As Young Labor president, Albanese often trashed Bob Hawke and Paul Keating. He repeatedly said they were out of touch. “Someone like Keating can put himself up as a possible Labor PM, but he is more comfortable mixing with millionaires and business executives than he is with working-class people,” Albanese thundered in one of many tirades.
Much more recently, at Labor’s 2015 national conference, he urged Left faction colleagues to oppose Bill Shorten and Richard Marles in their support for asylum-seeker boat turnbacks.
At that same national conference , Albanese moved a motion supporting a minimum level of taxation on high-income earners, the so-called Buffett rule. It would generate about $2 billion to $3 billion in extra revenue. Labor’s Left faction re-endorsed this policy ahead of last year’s national conference.
The Left faction also supports a Tobin tax, which would introduce a levy on financial transactions.
None of this augurs well for Albanese’s judgment on policy and political issues.

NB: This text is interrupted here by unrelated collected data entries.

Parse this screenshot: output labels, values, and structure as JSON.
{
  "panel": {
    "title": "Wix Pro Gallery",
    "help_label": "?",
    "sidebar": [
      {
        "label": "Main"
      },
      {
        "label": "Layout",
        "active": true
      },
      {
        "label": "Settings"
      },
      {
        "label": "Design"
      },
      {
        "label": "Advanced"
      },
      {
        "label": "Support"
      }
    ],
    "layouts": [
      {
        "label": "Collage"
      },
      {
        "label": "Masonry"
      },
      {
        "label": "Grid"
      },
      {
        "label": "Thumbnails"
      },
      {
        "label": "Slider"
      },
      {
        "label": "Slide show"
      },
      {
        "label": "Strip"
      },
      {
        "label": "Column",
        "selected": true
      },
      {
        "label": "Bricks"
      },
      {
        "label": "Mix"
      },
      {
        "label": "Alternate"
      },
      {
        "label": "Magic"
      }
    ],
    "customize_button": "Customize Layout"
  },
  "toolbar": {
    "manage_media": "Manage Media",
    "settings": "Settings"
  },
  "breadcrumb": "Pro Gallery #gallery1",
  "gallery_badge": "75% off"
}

Labor does need to conduct a detailed, open and independent review of its election campaign. The last review, overseen by national secretary Noah Carroll, was a farce. It was the first time that Labor’s post-election review was kept secret.
How could anybody learn from it if they couldn’t read it? Albanese has made promising comments about the need to revisit Labor policies. He also has said the party’s anti-business and class warfare rhetoric such as “big end of town” should be left behind.
The trouble is that he has used this language throughout his time in politics, including during the recent election campaign. These are not just words; they are statements that signalled Labor’s values to voters.
Albanese’s personal motto is “I fight Tories”. If Labor is to win back voters, it won’t do so with phrases about fighting its opponents. Labor must win the battle of ideas.
The party must accept that it has suffered yet another election defeat. The true believers always look for scapegoats such as their opponent’s scare campaigns or the media, or lull themselves into believing they were unlucky and will win the next election. Labor did this time and time again during the Howard years and is doing so again. But it has only itself to blame.